Oggi propongo un racconto, ambientato come al solito sulle nostre linee ferroviarie regionali, ispirato dalle avventure del mitico Odisseo, narrate nel capolavoro della tradizione greca ma soprattutto dalle mie esperienze quotidiane.
Ecco quindi l’avventura di oggi dell’impavido Ulisse, che, dopo una giornata di lavoro intensa, è naufragato in una stazione di provincia. Appena sceso da un primo treno, aspetta la coincidenza con il secondo, che lo porterà fino a destinazione, alla sua cara Itaca.
Fuori tema: in questo momento è passato il controllore a verificare l’abbonamento, se immaginasse le cose che sto scrivendo…
Ma torniamo alla testimonianza del nostro Odisseo…
Come i muli si inerpicano sulla montagna percorrendo per anni sempre gli stessi sentieri, anche io scendo pazientemente le scale del sottopassaggio, procedo senza alzare il capo verso il binario, risalgo lentamente.
Arrivato sul binario però qualcosa mi disturba, c’è un’anomalia rispetto al consueto, nel binario accanto, di solito libero a quest’ora, oggi c’è un treno, aperto, fermo. Alzo lo sguardo verso il tabellone e vedo che la destinazione è la stessa del mio, Itaca Centrale, ma l’orario corrisponde alla corsa precedente, con a fianco un bel 15 min. in corrispondenza del ritardo.
C’è qualcosa che non va, dunque, sono le 17.56, il treno precedente doveva partire alle 17.28, con 15 minuti di ritardo, facendo il conto… no, non ci riesco a fare il conto a quest’ora, comunque penso che sarebbe dovuto partire già da un bel po’.

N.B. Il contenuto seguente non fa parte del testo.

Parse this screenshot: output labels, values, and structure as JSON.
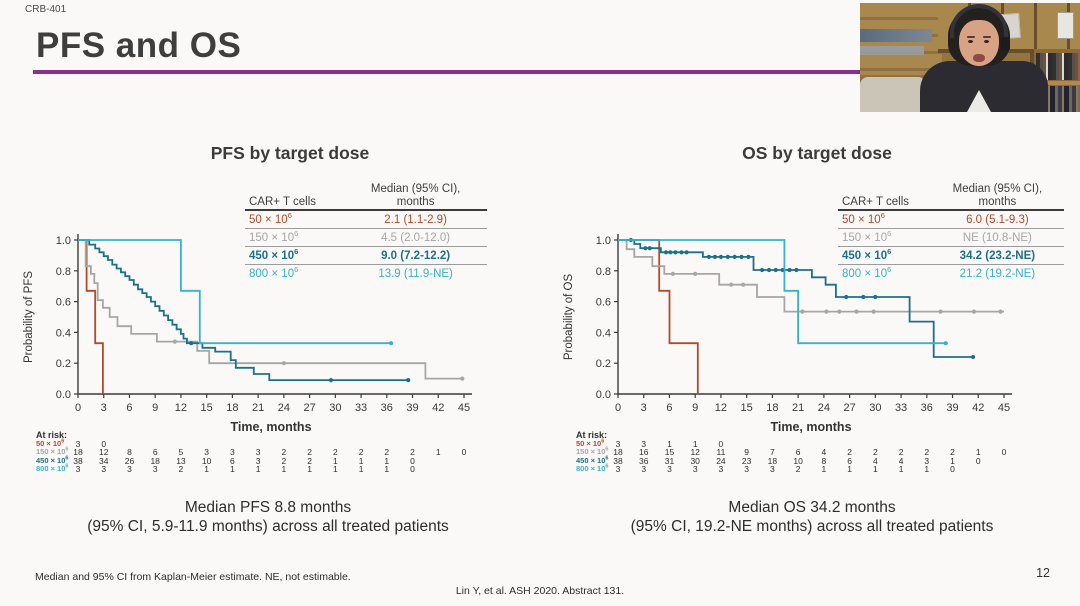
{
  "slide": {
    "eyebrow": "CRB-401",
    "title": "PFS and OS",
    "accent_color": "#8b2f8b",
    "footnote": "Median and 95% CI from Kaplan-Meier estimate. NE, not estimable.",
    "citation": "Lin Y, et al. ASH 2020. Abstract 131.",
    "page_number": "12"
  },
  "chart_data": [
    {
      "id": "pfs",
      "type": "line",
      "subtype": "kaplan-meier-step",
      "title": "PFS by target dose",
      "xlabel": "Time, months",
      "ylabel": "Probability of PFS",
      "xlim": [
        0,
        45
      ],
      "ylim": [
        0.0,
        1.0
      ],
      "xticks": [
        0,
        3,
        6,
        9,
        12,
        15,
        18,
        21,
        24,
        27,
        30,
        33,
        36,
        39,
        42,
        45
      ],
      "yticks": [
        0.0,
        0.2,
        0.4,
        0.6,
        0.8,
        1.0
      ],
      "grid": false,
      "legend_position": "top-right-table",
      "legend_headers": {
        "col1": "CAR+ T cells",
        "col2_line1": "Median (95% CI),",
        "col2_line2": "months"
      },
      "summary": {
        "line1": "Median PFS 8.8 months",
        "line2": "(95% CI, 5.9-11.9 months) across all treated patients"
      },
      "at_risk_label": "At risk:",
      "series": [
        {
          "id": "dose-50",
          "name": "50 × 10⁶",
          "dose_base": "50 × 10",
          "dose_exp": "6",
          "color": "#b04b2b",
          "bold": false,
          "median_ci": "2.1 (1.1-2.9)",
          "steps": [
            [
              0,
              1
            ],
            [
              1,
              1
            ],
            [
              1,
              0.67
            ],
            [
              2,
              0.67
            ],
            [
              2,
              0.33
            ],
            [
              2.9,
              0.33
            ],
            [
              2.9,
              0
            ]
          ],
          "censors": [],
          "at_risk_counts": [
            3,
            0
          ]
        },
        {
          "id": "dose-150",
          "name": "150 × 10⁶",
          "dose_base": "150 × 10",
          "dose_exp": "6",
          "color": "#a6a6a6",
          "bold": false,
          "median_ci": "4.5 (2.0-12.0)",
          "steps": [
            [
              0,
              1
            ],
            [
              0.9,
              1
            ],
            [
              0.9,
              0.83
            ],
            [
              1.5,
              0.83
            ],
            [
              1.5,
              0.78
            ],
            [
              1.9,
              0.78
            ],
            [
              1.9,
              0.72
            ],
            [
              2.3,
              0.72
            ],
            [
              2.3,
              0.61
            ],
            [
              2.9,
              0.61
            ],
            [
              2.9,
              0.56
            ],
            [
              3.7,
              0.56
            ],
            [
              3.7,
              0.5
            ],
            [
              4.6,
              0.5
            ],
            [
              4.6,
              0.44
            ],
            [
              6.2,
              0.44
            ],
            [
              6.2,
              0.39
            ],
            [
              9.2,
              0.39
            ],
            [
              9.2,
              0.34
            ],
            [
              13.9,
              0.34
            ],
            [
              13.9,
              0.28
            ],
            [
              15.3,
              0.28
            ],
            [
              15.3,
              0.2
            ],
            [
              40.5,
              0.2
            ],
            [
              40.5,
              0.1
            ],
            [
              44.8,
              0.1
            ]
          ],
          "censors": [
            [
              11.3,
              0.34
            ],
            [
              24,
              0.2
            ],
            [
              44.8,
              0.1
            ]
          ],
          "at_risk_counts": [
            18,
            12,
            8,
            6,
            5,
            3,
            3,
            3,
            2,
            2,
            2,
            2,
            2,
            2,
            1,
            0
          ]
        },
        {
          "id": "dose-450",
          "name": "450 × 10⁶",
          "dose_base": "450 × 10",
          "dose_exp": "6",
          "color": "#1d7089",
          "bold": true,
          "median_ci": "9.0 (7.2-12.2)",
          "steps": [
            [
              0,
              1
            ],
            [
              1.3,
              1
            ],
            [
              1.3,
              0.97
            ],
            [
              2,
              0.97
            ],
            [
              2,
              0.945
            ],
            [
              2.5,
              0.945
            ],
            [
              2.5,
              0.92
            ],
            [
              3,
              0.92
            ],
            [
              3,
              0.895
            ],
            [
              3.5,
              0.895
            ],
            [
              3.5,
              0.87
            ],
            [
              4,
              0.87
            ],
            [
              4,
              0.84
            ],
            [
              4.5,
              0.84
            ],
            [
              4.5,
              0.815
            ],
            [
              5,
              0.815
            ],
            [
              5,
              0.79
            ],
            [
              5.5,
              0.79
            ],
            [
              5.5,
              0.765
            ],
            [
              6,
              0.765
            ],
            [
              6,
              0.74
            ],
            [
              6.5,
              0.74
            ],
            [
              6.5,
              0.71
            ],
            [
              7,
              0.71
            ],
            [
              7,
              0.68
            ],
            [
              7.5,
              0.68
            ],
            [
              7.5,
              0.655
            ],
            [
              8,
              0.655
            ],
            [
              8,
              0.63
            ],
            [
              8.5,
              0.63
            ],
            [
              8.5,
              0.6
            ],
            [
              9,
              0.6
            ],
            [
              9,
              0.57
            ],
            [
              9.5,
              0.57
            ],
            [
              9.5,
              0.54
            ],
            [
              10,
              0.54
            ],
            [
              10,
              0.51
            ],
            [
              10.5,
              0.51
            ],
            [
              10.5,
              0.48
            ],
            [
              11,
              0.48
            ],
            [
              11,
              0.45
            ],
            [
              11.5,
              0.45
            ],
            [
              11.5,
              0.42
            ],
            [
              12,
              0.42
            ],
            [
              12,
              0.39
            ],
            [
              12.3,
              0.39
            ],
            [
              12.3,
              0.36
            ],
            [
              12.7,
              0.36
            ],
            [
              12.7,
              0.33
            ],
            [
              14.5,
              0.33
            ],
            [
              14.5,
              0.3
            ],
            [
              16,
              0.3
            ],
            [
              16,
              0.275
            ],
            [
              17.8,
              0.275
            ],
            [
              17.8,
              0.22
            ],
            [
              18.4,
              0.22
            ],
            [
              18.4,
              0.17
            ],
            [
              20.5,
              0.17
            ],
            [
              20.5,
              0.13
            ],
            [
              22.3,
              0.13
            ],
            [
              22.3,
              0.09
            ],
            [
              38.5,
              0.09
            ]
          ],
          "censors": [
            [
              13.2,
              0.33
            ],
            [
              29.5,
              0.09
            ],
            [
              38.5,
              0.09
            ]
          ],
          "at_risk_counts": [
            38,
            34,
            26,
            18,
            13,
            10,
            6,
            3,
            2,
            2,
            1,
            1,
            1,
            0
          ]
        },
        {
          "id": "dose-800",
          "name": "800 × 10⁶",
          "dose_base": "800 × 10",
          "dose_exp": "6",
          "color": "#36b3ca",
          "bold": false,
          "median_ci": "13.9 (11.9-NE)",
          "steps": [
            [
              0,
              1
            ],
            [
              12,
              1
            ],
            [
              12,
              0.67
            ],
            [
              14.2,
              0.67
            ],
            [
              14.2,
              0.33
            ],
            [
              36.5,
              0.33
            ]
          ],
          "censors": [
            [
              36.5,
              0.33
            ]
          ],
          "at_risk_counts": [
            3,
            3,
            3,
            3,
            2,
            1,
            1,
            1,
            1,
            1,
            1,
            1,
            1,
            0
          ]
        }
      ]
    },
    {
      "id": "os",
      "type": "line",
      "subtype": "kaplan-meier-step",
      "title": "OS by target dose",
      "xlabel": "Time, months",
      "ylabel": "Probability of OS",
      "xlim": [
        0,
        45
      ],
      "ylim": [
        0.0,
        1.0
      ],
      "xticks": [
        0,
        3,
        6,
        9,
        12,
        15,
        18,
        21,
        24,
        27,
        30,
        33,
        36,
        39,
        42,
        45
      ],
      "yticks": [
        0.0,
        0.2,
        0.4,
        0.6,
        0.8,
        1.0
      ],
      "grid": false,
      "legend_position": "top-right-table",
      "legend_headers": {
        "col1": "CAR+ T cells",
        "col2_line1": "Median (95% CI),",
        "col2_line2": "months"
      },
      "summary": {
        "line1": "Median OS 34.2 months",
        "line2": "(95% CI, 19.2-NE months) across all treated patients"
      },
      "at_risk_label": "At risk:",
      "series": [
        {
          "id": "dose-50",
          "name": "50 × 10⁶",
          "dose_base": "50 × 10",
          "dose_exp": "6",
          "color": "#b04b2b",
          "bold": false,
          "median_ci": "6.0 (5.1-9.3)",
          "steps": [
            [
              0,
              1
            ],
            [
              4.8,
              1
            ],
            [
              4.8,
              0.67
            ],
            [
              6,
              0.67
            ],
            [
              6,
              0.33
            ],
            [
              9.3,
              0.33
            ],
            [
              9.3,
              0
            ]
          ],
          "censors": [],
          "at_risk_counts": [
            3,
            3,
            1,
            1,
            0
          ]
        },
        {
          "id": "dose-150",
          "name": "150 × 10⁶",
          "dose_base": "150 × 10",
          "dose_exp": "6",
          "color": "#a6a6a6",
          "bold": false,
          "median_ci": "NE (10.8-NE)",
          "steps": [
            [
              0,
              1
            ],
            [
              1,
              1
            ],
            [
              1,
              0.94
            ],
            [
              1.9,
              0.94
            ],
            [
              1.9,
              0.89
            ],
            [
              4,
              0.89
            ],
            [
              4,
              0.83
            ],
            [
              5.4,
              0.83
            ],
            [
              5.4,
              0.78
            ],
            [
              11.8,
              0.78
            ],
            [
              11.8,
              0.71
            ],
            [
              16.2,
              0.71
            ],
            [
              16.2,
              0.63
            ],
            [
              19.4,
              0.63
            ],
            [
              19.4,
              0.535
            ],
            [
              45,
              0.535
            ]
          ],
          "censors": [
            [
              6.4,
              0.78
            ],
            [
              9,
              0.78
            ],
            [
              13.2,
              0.71
            ],
            [
              14.6,
              0.71
            ],
            [
              21.5,
              0.535
            ],
            [
              24.3,
              0.535
            ],
            [
              25.8,
              0.535
            ],
            [
              27.8,
              0.535
            ],
            [
              29.8,
              0.535
            ],
            [
              37.6,
              0.535
            ],
            [
              41.5,
              0.535
            ],
            [
              44.6,
              0.535
            ]
          ],
          "at_risk_counts": [
            18,
            16,
            15,
            12,
            11,
            9,
            7,
            6,
            4,
            2,
            2,
            2,
            2,
            2,
            1,
            0
          ]
        },
        {
          "id": "dose-450",
          "name": "450 × 10⁶",
          "dose_base": "450 × 10",
          "dose_exp": "6",
          "color": "#1d7089",
          "bold": true,
          "median_ci": "34.2 (23.2-NE)",
          "steps": [
            [
              0,
              1
            ],
            [
              1.9,
              1
            ],
            [
              1.9,
              0.974
            ],
            [
              2.6,
              0.974
            ],
            [
              2.6,
              0.947
            ],
            [
              5,
              0.947
            ],
            [
              5,
              0.92
            ],
            [
              9.9,
              0.92
            ],
            [
              9.9,
              0.89
            ],
            [
              15.8,
              0.89
            ],
            [
              15.8,
              0.805
            ],
            [
              22.6,
              0.805
            ],
            [
              22.6,
              0.758
            ],
            [
              24.2,
              0.758
            ],
            [
              24.2,
              0.71
            ],
            [
              25.4,
              0.71
            ],
            [
              25.4,
              0.63
            ],
            [
              34,
              0.63
            ],
            [
              34,
              0.47
            ],
            [
              36.8,
              0.47
            ],
            [
              36.8,
              0.24
            ],
            [
              41.5,
              0.24
            ]
          ],
          "censors": [
            [
              1.5,
              1
            ],
            [
              3.2,
              0.947
            ],
            [
              3.7,
              0.947
            ],
            [
              5.6,
              0.92
            ],
            [
              6.1,
              0.92
            ],
            [
              6.7,
              0.92
            ],
            [
              7.4,
              0.92
            ],
            [
              8,
              0.92
            ],
            [
              10.6,
              0.89
            ],
            [
              11.3,
              0.89
            ],
            [
              12,
              0.89
            ],
            [
              12.8,
              0.89
            ],
            [
              13.6,
              0.89
            ],
            [
              14.4,
              0.89
            ],
            [
              15.2,
              0.89
            ],
            [
              16.8,
              0.805
            ],
            [
              17.6,
              0.805
            ],
            [
              18.4,
              0.805
            ],
            [
              19.2,
              0.805
            ],
            [
              20,
              0.805
            ],
            [
              20.8,
              0.805
            ],
            [
              26.6,
              0.63
            ],
            [
              28.6,
              0.63
            ],
            [
              30,
              0.63
            ],
            [
              41.4,
              0.24
            ]
          ],
          "at_risk_counts": [
            38,
            36,
            31,
            30,
            24,
            23,
            18,
            10,
            8,
            6,
            4,
            4,
            3,
            1,
            0
          ]
        },
        {
          "id": "dose-800",
          "name": "800 × 10⁶",
          "dose_base": "800 × 10",
          "dose_exp": "6",
          "color": "#36b3ca",
          "bold": false,
          "median_ci": "21.2 (19.2-NE)",
          "steps": [
            [
              0,
              1
            ],
            [
              19.4,
              1
            ],
            [
              19.4,
              0.67
            ],
            [
              21,
              0.67
            ],
            [
              21,
              0.33
            ],
            [
              38.2,
              0.33
            ]
          ],
          "censors": [
            [
              38.2,
              0.33
            ]
          ],
          "at_risk_counts": [
            3,
            3,
            3,
            3,
            3,
            3,
            3,
            2,
            1,
            1,
            1,
            1,
            1,
            0
          ]
        }
      ]
    }
  ]
}
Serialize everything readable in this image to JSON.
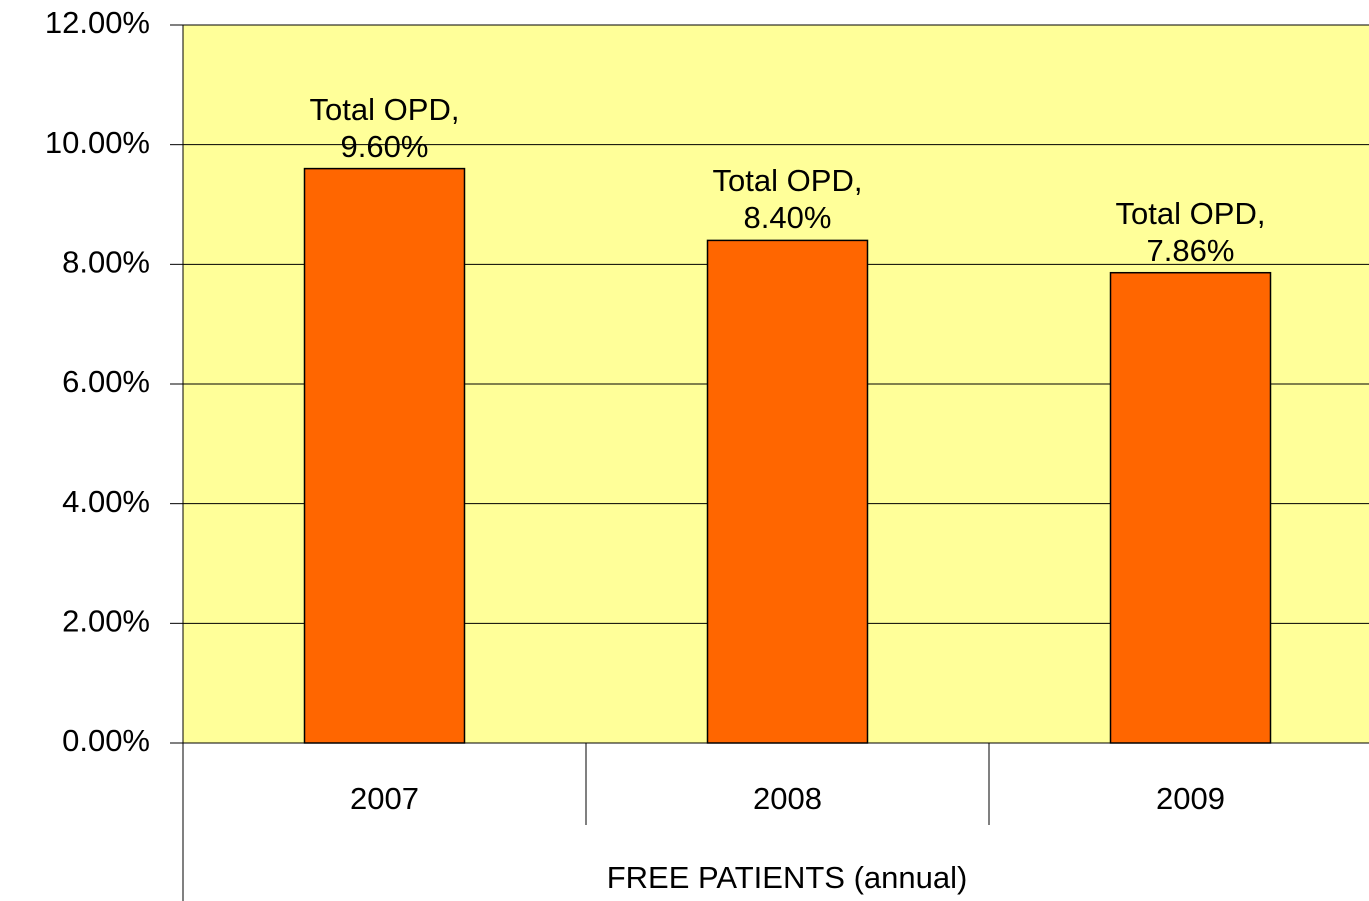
{
  "chart_data": {
    "type": "bar",
    "x_label": "FREE PATIENTS (annual)",
    "categories": [
      "2007",
      "2008",
      "2009"
    ],
    "series": [
      {
        "name": "Total OPD",
        "color": "#ff6600",
        "values": [
          9.6,
          8.4,
          7.86
        ],
        "value_labels": [
          "Total OPD,\n9.60%",
          "Total OPD,\n8.40%",
          "Total OPD,\n7.86%"
        ]
      }
    ],
    "ylim": [
      0,
      12
    ],
    "yticks": [
      {
        "value": 0,
        "label": "0.00%"
      },
      {
        "value": 2,
        "label": "2.00%"
      },
      {
        "value": 4,
        "label": "4.00%"
      },
      {
        "value": 6,
        "label": "6.00%"
      },
      {
        "value": 8,
        "label": "8.00%"
      },
      {
        "value": 10,
        "label": "10.00%"
      },
      {
        "value": 12,
        "label": "12.00%"
      }
    ],
    "grid": true,
    "plot_background": "#ffff99"
  }
}
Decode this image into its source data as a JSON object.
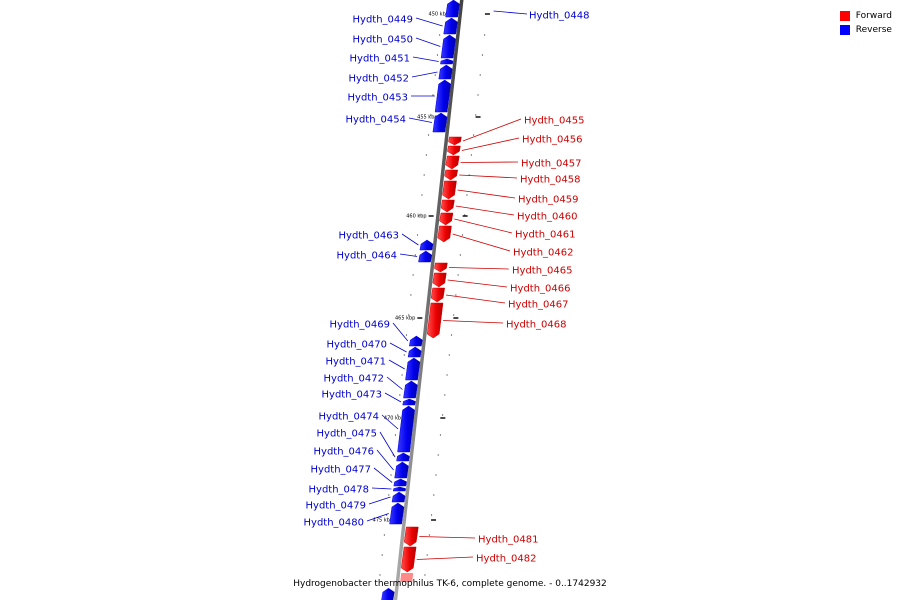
{
  "caption": "Hydrogenobacter thermophilus TK-6, complete genome. - 0..1742932",
  "legend": {
    "forward_label": "Forward",
    "reverse_label": "Reverse",
    "forward_color": "#ff0000",
    "reverse_color": "#0000ff"
  },
  "backbone_color": "#808080",
  "label_color_forward": "#cc0000",
  "label_color_reverse": "#0000cc",
  "ticks": [
    {
      "label": "450 kbp",
      "kbp": 450
    },
    {
      "label": "455 kbp",
      "kbp": 455
    },
    {
      "label": "460 kbp",
      "kbp": 460
    },
    {
      "label": "465 kbp",
      "kbp": 465
    },
    {
      "label": "470 kbp",
      "kbp": 470
    },
    {
      "label": "475 kbp",
      "kbp": 475
    }
  ],
  "genes": [
    {
      "name": "Hydth_0448",
      "strand": "reverse"
    },
    {
      "name": "Hydth_0449",
      "strand": "reverse"
    },
    {
      "name": "Hydth_0450",
      "strand": "reverse"
    },
    {
      "name": "Hydth_0451",
      "strand": "reverse"
    },
    {
      "name": "Hydth_0452",
      "strand": "reverse"
    },
    {
      "name": "Hydth_0453",
      "strand": "reverse"
    },
    {
      "name": "Hydth_0454",
      "strand": "reverse"
    },
    {
      "name": "Hydth_0455",
      "strand": "forward"
    },
    {
      "name": "Hydth_0456",
      "strand": "forward"
    },
    {
      "name": "Hydth_0457",
      "strand": "forward"
    },
    {
      "name": "Hydth_0458",
      "strand": "forward"
    },
    {
      "name": "Hydth_0459",
      "strand": "forward"
    },
    {
      "name": "Hydth_0460",
      "strand": "forward"
    },
    {
      "name": "Hydth_0461",
      "strand": "forward"
    },
    {
      "name": "Hydth_0462",
      "strand": "forward"
    },
    {
      "name": "Hydth_0463",
      "strand": "reverse"
    },
    {
      "name": "Hydth_0464",
      "strand": "reverse"
    },
    {
      "name": "Hydth_0465",
      "strand": "forward"
    },
    {
      "name": "Hydth_0466",
      "strand": "forward"
    },
    {
      "name": "Hydth_0467",
      "strand": "forward"
    },
    {
      "name": "Hydth_0468",
      "strand": "forward"
    },
    {
      "name": "Hydth_0469",
      "strand": "reverse"
    },
    {
      "name": "Hydth_0470",
      "strand": "reverse"
    },
    {
      "name": "Hydth_0471",
      "strand": "reverse"
    },
    {
      "name": "Hydth_0472",
      "strand": "reverse"
    },
    {
      "name": "Hydth_0473",
      "strand": "reverse"
    },
    {
      "name": "Hydth_0474",
      "strand": "reverse"
    },
    {
      "name": "Hydth_0475",
      "strand": "reverse"
    },
    {
      "name": "Hydth_0476",
      "strand": "reverse"
    },
    {
      "name": "Hydth_0477",
      "strand": "reverse"
    },
    {
      "name": "Hydth_0478",
      "strand": "reverse"
    },
    {
      "name": "Hydth_0479",
      "strand": "reverse"
    },
    {
      "name": "Hydth_0480",
      "strand": "reverse"
    },
    {
      "name": "Hydth_0481",
      "strand": "forward"
    },
    {
      "name": "Hydth_0482",
      "strand": "forward"
    }
  ]
}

Ma in fondo, cosa me ne importa? Io devo prendere quello dopo… E invece no, me ne importa, eccome, perché a causa di questo ritardo, erroneamente segnalato tra l’altro, tutti i passeggeri si sono riversati nel mio e adesso non c’è più posto nemmeno in piedi nelle toilette.
No, non ce la posso fare dopo una giornata così a stare ancora trentacinque minuti in piedi, pressato, in mezzo a un gruppo di turisti giapponesi, ognuno dei quali con un paio di valigie di un metro cubo ciascuna. Mi allontano tristemente e mi siedo nella panchina lungo il binario, aspettando che la sorte mi sorrida di nuovo.
Naufragato sull’anonimo binario di una stazione secondaria, iniziano i miraggi. Vedo un Frecciarossa che si ferma davanti a me, scende un controllore e mi annuncia che sostituisce il regionale misteriosamente scomparso (ancora, sul tabellone, è segnalato con quindici minuti di ritardo). Ma l’illusione svanisce subito e il Frecciarossa si trasforma in uno sferragliante convoglio merci che trasporta cisterne variopinte contenenti chissà cosa.
Ed eccolo, il canto delle sirene, che m’ipnotizza, che mi chiama: “Regionale 12432 proveniente da… e diretto a… in arrivo al binario sei”. Poi, mi rassicura: “Treno in transito al binario quattro, allontanarsi dalla linea gialla”. E ancora, mi avverte: “Si avvisano i signori viaggiatori che è vietato aprire le porte e salire e scendere dal treno quando questo non è completamente fermo”. E mi protegge: “Si invitano i signori viaggiatori a non lasciare incustoditi i propri bagagli”. Ma non dice niente sulla sorte del treno scomparso, è come se fosse stato dimenticato, eppure è lì, vuoto, che aspetta chissà cosa.
Passa il tempo e si approssima l’arrivo della nuova corsa, quella che spero di poter finalmente prendere. E a un tratto, il tabellone accanto al treno abbandonato si rianima, la lucina gialla inizia a ballare freneticamente segnalando l’imminente partenza, con un ritardo annunciato di settanta minuti. E le sirene iniziano a chiamarmi: “Regionale 13425, diretto a Itaca Centrale in partenza in ritardo al binario quattro”. E iniziano anche a confondermi: “Regionale 12345, proveniente da … e diretto a Itaca Centrale in arrivo al binario sette”.
Adesso il calcolo però lo devo proprio fare, chi partirà prima? Tra i due c’è una differenza nominale di quattro minuti, ampiamente all’interno della zona d’incertezza. Ovviamente i due sono in binari lontani tra loro e non è possibile usare il trucco di aspettare fino all’ultimo minuto. Bisogna fare una scelta. Decido di prendere quello teoricamente in orario.
Effettivamente arriva prima, ce l’ho fatta, ho vinto la scommessa, mi sento felice come se avessi fatto sei al Superenalotto (non esageriamo, diciamo come se avessi fatto quattro, è più realistico), felice di arrivare a casa con solo quaranta minuti di ritardo.